Ann McDermott ’79
After more than 30 years devoted to admission at the College, Ann McDermott ’79 has announced her departure as director of admission, a position she’s held since 1994. During her tenure, McDermott has admitted more than 20,000 Crusaders and spearheaded pivotal developments in the Holy Cross admission process, including the College’s decision in 2005 to become one of the first in the country to go test-optional, embracing a move to the Common Application and increasing student diversity at the College.
Here, she reflects on her formative undergraduate years as a psychology major and shares insights from her decades leading admission at Holy Cross.
How did your experience as a student at Holy Cross prepare you to succeed in this role?
I worked in the admission office as a tour guide and was a student host for overnight guests, but it wasn’t until I graduated that I realized I could make admissions my career. Whether through classes or extracurriculars or being an RA [resident assistant] in the dorm, there was so much opportunity at Holy Cross to learn about yourself and how to effectively communicate and work with others. Being adaptable is at the heart of the liberal arts experience, and that’s certainly something that I got from Holy Cross and that carried me through.
In what major ways have you seen the Holy Cross admission process change during your time here?
So many things have evolved as we’ve become a more sophisticated profession, including the amount of technology that is now used. We are entirely paperless and have been so for a number of years. My love of admissions is that you can never say you’ve learned it all. There’s always something different and exciting to learn about the technology or how students behave or how they communicate — it’s an evolution and a reflection of our society. We’ve been able to attract really talented people who’ve brought so many skills to the profession and to our office.
What’s something about admissions that has remained the same since you started?
The importance of relationships – that piece is something that will never go away, and I’m really delighted about that because it is at the heart of how we work with students. I think that the lasting legacy of the relationships we’ve developed will sustain me, probably for the rest of my life.
What aspect of admissions do you think is most misunderstood by prospective students and their families?
That there’s always going to be an answer for the question, ‘Why didn’t I get in?’ Because when you’re dealing with highly selective processes, you’re turning away numbers of students who are totally qualified and totally deserving of admission. It’s more about the students who did get in than the students who didn’t — it doesn’t diminish either population.

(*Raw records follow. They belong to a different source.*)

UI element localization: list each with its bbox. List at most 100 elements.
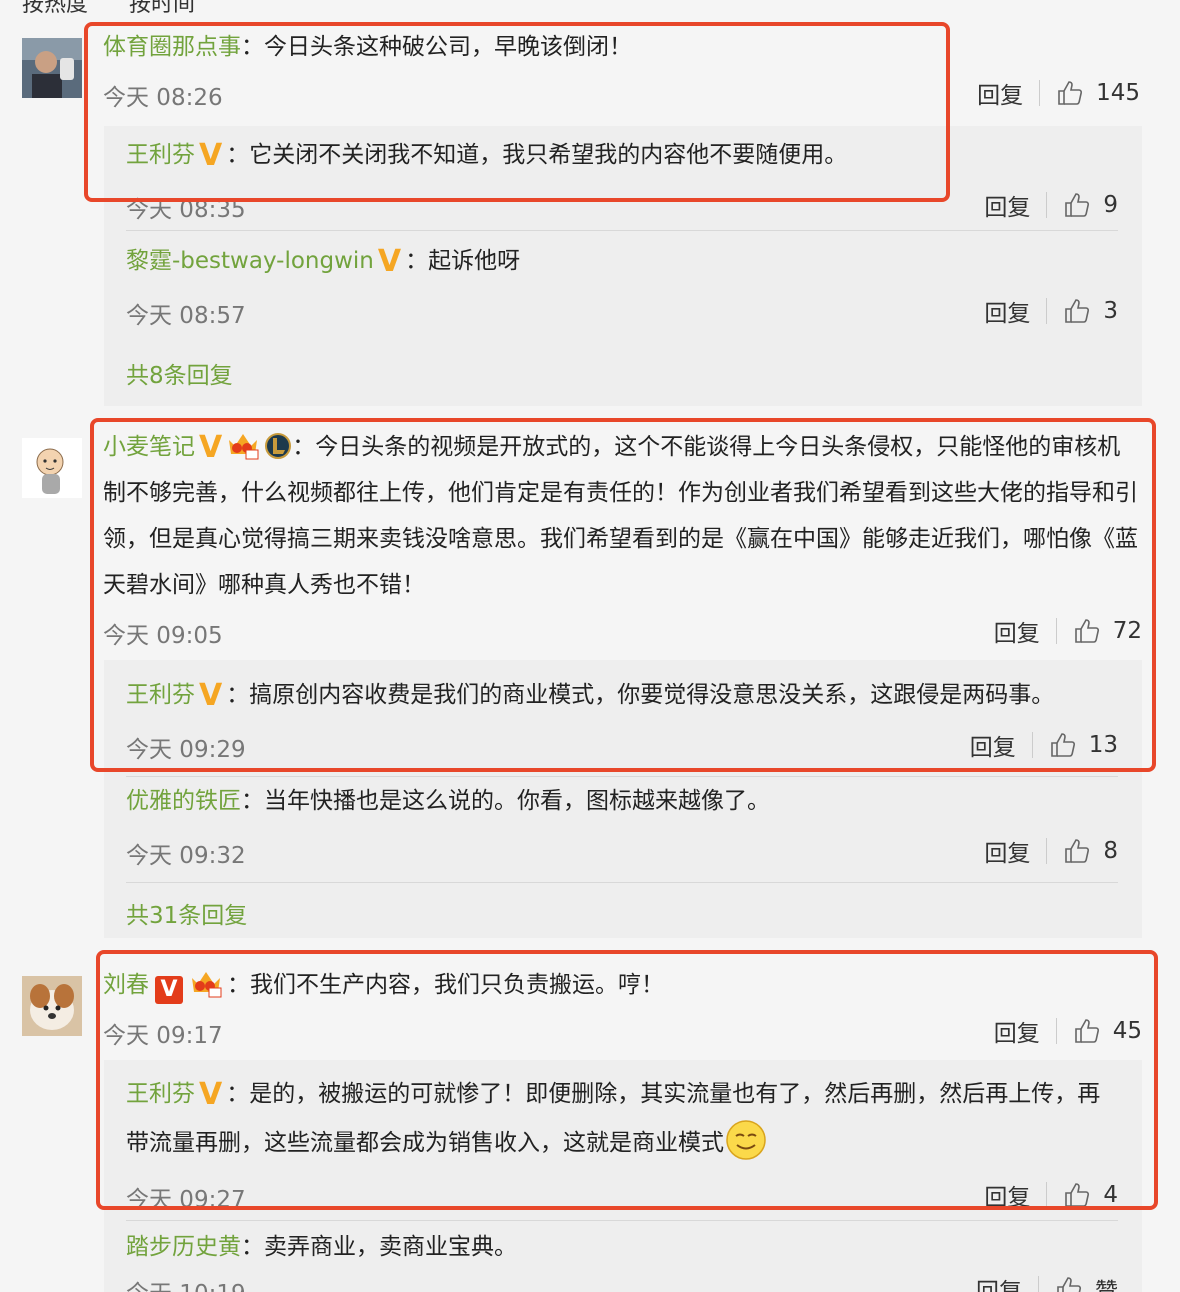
divider: [1046, 838, 1048, 864]
user-name-link[interactable]: 王利芬: [126, 1081, 195, 1107]
verified-v-icon: V: [199, 1077, 223, 1112]
reply-button[interactable]: 回复: [984, 188, 1030, 222]
reply-text: ：卖弄商业，卖商业宝典。: [241, 1234, 517, 1260]
user-name-link[interactable]: 黎霆-bestway-longwin: [126, 248, 374, 274]
divider: [126, 776, 1118, 777]
verified-v-icon: V: [377, 244, 402, 279]
reply-button[interactable]: 回复: [976, 1272, 1022, 1292]
reply-button[interactable]: 回复: [984, 1178, 1030, 1212]
reply-text: ：当年快播也是这么说的。你看，图标越来越像了。: [241, 788, 770, 814]
verified-v-icon: V: [199, 138, 223, 173]
crown-badge-icon: [226, 430, 260, 460]
reply-time: 今天 10:19: [126, 1274, 246, 1292]
reply-item: 王利芬 V ：是的，被搬运的可就惨了！即便删除，其实流量也有了，然后再删，然后再上传…: [126, 1070, 1118, 1220]
verified-v-icon: V: [155, 976, 183, 1004]
reply-button[interactable]: 回复: [994, 614, 1040, 648]
sort-by-heat-tab[interactable]: 按热度: [22, 0, 88, 17]
comment-text: ：我们不生产内容，我们只负责搬运。哼！: [227, 972, 664, 998]
reply-body: 王利芬 V ：搞原创内容收费是我们的商业模式，你要觉得没意思没关系，这跟侵是两码事。: [126, 672, 1118, 718]
crown-badge-icon: [189, 968, 223, 998]
thumbs-up-icon[interactable]: [1063, 837, 1091, 865]
comment-actions: 回复 145: [977, 76, 1140, 110]
reply-time: 今天 09:29: [126, 737, 246, 763]
like-count: 赞: [1095, 1279, 1118, 1292]
comment-feed: 按热度 按时间 体育圈那点事：今日头条这种破公司，早晚该倒闭！ 今天 08:26…: [0, 0, 1180, 1292]
reply-list: 王利芬 V ：它关闭不关闭我不知道，我只希望我的内容他不要随便用。 今天 08:35…: [104, 126, 1142, 406]
user-name-link[interactable]: 王利芬: [126, 682, 195, 708]
avatar[interactable]: [22, 438, 82, 498]
thumbs-up-icon[interactable]: [1063, 297, 1091, 325]
user-name-link[interactable]: 王利芬: [126, 142, 195, 168]
comment-body: 体育圈那点事：今日头条这种破公司，早晚该倒闭！: [103, 24, 1140, 70]
reply-button[interactable]: 回复: [994, 1014, 1040, 1048]
divider: [1055, 1018, 1057, 1044]
reply-item: 黎霆-bestway-longwin V ：起诉他呀 今天 08:57 回复 3: [126, 238, 1118, 338]
divider: [1046, 298, 1048, 324]
reply-body: 优雅的铁匠：当年快播也是这么说的。你看，图标越来越像了。: [126, 778, 1118, 824]
game-badge-icon: [264, 430, 292, 459]
divider: [1038, 1276, 1039, 1292]
comment-time: 今天 09:05: [103, 623, 223, 649]
reply-item: 王利芬 V ：搞原创内容收费是我们的商业模式，你要觉得没意思没关系，这跟侵是两码事。…: [126, 672, 1118, 772]
like-count: 4: [1103, 1182, 1118, 1208]
divider: [1031, 732, 1033, 758]
thumbs-up-icon[interactable]: [1063, 1181, 1091, 1209]
sort-by-time-tab[interactable]: 按时间: [129, 0, 195, 17]
like-count: 13: [1088, 732, 1118, 758]
verified-v-icon: V: [199, 430, 223, 465]
reply-time: 今天 09:27: [126, 1187, 246, 1213]
reply-actions: 回复 9: [984, 188, 1118, 222]
reply-button[interactable]: 回复: [970, 728, 1016, 762]
comment-body: 小麦笔记 V ：今日头条的视频是开放式的，这个不能谈得上今日头条侵权，只能怪他的审核…: [103, 424, 1140, 608]
reply-time: 今天 09:32: [126, 843, 246, 869]
comment-actions: 回复 45: [994, 1014, 1142, 1048]
divider: [126, 230, 1118, 231]
thumbs-up-icon[interactable]: [1063, 191, 1091, 219]
comment-body: 刘春 V ：我们不生产内容，我们只负责搬运。哼！: [103, 962, 1140, 1008]
reply-text: ：是的，被搬运的可就惨了！即便删除，其实流量也有了，然后再删，然后再上传，再带流…: [126, 1081, 1101, 1156]
more-replies-link[interactable]: 共31条回复: [126, 896, 247, 930]
reply-item: 王利芬 V ：它关闭不关闭我不知道，我只希望我的内容他不要随便用。 今天 08:35…: [126, 132, 1118, 232]
reply-button[interactable]: 回复: [984, 294, 1030, 328]
like-count: 72: [1112, 618, 1142, 644]
thumbs-up-icon[interactable]: [1073, 617, 1101, 645]
avatar[interactable]: [22, 38, 82, 98]
sort-tabs: 按热度 按时间: [22, 0, 229, 18]
divider: [126, 882, 1118, 883]
divider: [126, 1220, 1118, 1221]
divider: [1046, 1182, 1048, 1208]
reply-actions: 回复 赞: [976, 1272, 1118, 1292]
thumbs-up-icon[interactable]: [1073, 1017, 1101, 1045]
user-name-link[interactable]: 踏步历史黄: [126, 1234, 241, 1260]
reply-actions: 回复 13: [970, 728, 1118, 762]
reply-button[interactable]: 回复: [984, 834, 1030, 868]
divider: [1055, 618, 1057, 644]
like-count: 145: [1096, 80, 1140, 106]
avatar[interactable]: [22, 976, 82, 1036]
user-name-link[interactable]: 优雅的铁匠: [126, 788, 241, 814]
divider: [1046, 192, 1048, 218]
more-replies-link[interactable]: 共8条回复: [126, 356, 233, 390]
reply-actions: 回复 3: [984, 294, 1118, 328]
verified-v-icon: V: [199, 678, 223, 713]
user-name-link[interactable]: 刘春: [103, 972, 149, 998]
smile-emoji-icon: [724, 1118, 768, 1162]
reply-item: 踏步历史黄：卖弄商业，卖商业宝典。 今天 10:19 回复 赞: [126, 1224, 1118, 1292]
like-count: 3: [1103, 298, 1118, 324]
reply-time: 今天 08:57: [126, 303, 246, 329]
user-name-link[interactable]: 体育圈那点事: [103, 34, 241, 60]
thumbs-up-icon[interactable]: [1049, 731, 1077, 759]
like-count: 9: [1103, 192, 1118, 218]
user-name-link[interactable]: 小麦笔记: [103, 434, 195, 460]
reply-list: 王利芬 V ：是的，被搬运的可就惨了！即便删除，其实流量也有了，然后再删，然后再上传…: [104, 1060, 1142, 1292]
thumbs-up-icon[interactable]: [1056, 79, 1084, 107]
like-count: 8: [1103, 838, 1118, 864]
reply-list: 王利芬 V ：搞原创内容收费是我们的商业模式，你要觉得没意思没关系，这跟侵是两码事。…: [104, 660, 1142, 938]
thumbs-up-icon[interactable]: [1055, 1275, 1083, 1292]
like-count: 45: [1112, 1018, 1142, 1044]
reply-body: 王利芬 V ：是的，被搬运的可就惨了！即便删除，其实流量也有了，然后再删，然后再上传…: [126, 1070, 1118, 1167]
reply-text: ：搞原创内容收费是我们的商业模式，你要觉得没意思没关系，这跟侵是两码事。: [226, 682, 1055, 708]
reply-button[interactable]: 回复: [977, 76, 1023, 110]
reply-text: ：它关闭不关闭我不知道，我只希望我的内容他不要随便用。: [226, 142, 848, 168]
reply-body: 黎霆-bestway-longwin V ：起诉他呀: [126, 238, 1118, 284]
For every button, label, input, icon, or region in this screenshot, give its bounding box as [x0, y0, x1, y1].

This past year, you led the admissions team in admitting a class in mid-pandemic circumstances. What did your team learn from this experience?
I am so proud of everyone in our office because people stepped up to the plate and learned how to do things in a completely different way. All our events became virtual, and for us the challenge was to make things authentic and feel as close as they could to being on campus. We learned that interviewing virtually actually works really well and is something we will probably keep in our arsenal of go-to options because you can more easily interview people across the world.
What are your favorite memories from your admissions work over the years?
I love the committee process (where we review each application) because it’s how the class comes together. I think our process is special and does really uniquely reflect Holy Cross and, ultimately, the character of the College and the students who are admitted. That piece — the magic that happens in committee — is my favorite part.
And, we still manage to call our early decision admitted students to give them the decision over the phone. We actually keep a list of the reactions because they’re priceless. It’s one of the highlights of what we do — it’s as joyful for us as it is for them.
What developments in admissions at Holy Cross are you most proud of when you reflect back?
Participating in the diversity of Holy Cross has been a really gratifying experience — to see from when I got there to where we are today, not just in numbers but also in the climate and how the College’s persona has changed.
And being one of the early adopters of test-optional admission — it was great that we were part of that. For us, it was an important and honest reflection of how we did our work. Testing doesn’t speak to fit, motivation or curiosity. So it’s been really wonderful to be freed from those constraints and feel like we can really continue to make a personalized, student-centered evaluation.
What lies at the core of a successful Crusader?
It’s an amazing group of students we see applying and coming in the door. Each group reflects the time — as it should. The students are hardworking, well-rounded and focused on the issues at hand. They’ve found passions that they’ve identified early on — not because a college counselor told them to, but out of natural interest and talent.
And an awareness of the ‘other’ is something that is part of the Holy Cross experience. At the end of the day, it doesn’t matter if you graduated two years ago or 25 years ago, you still find there’s something that connects you to those grads. That’s what makes the alumni network so special and so strong — it is because of this shared humanity that they bring to the process and to the College.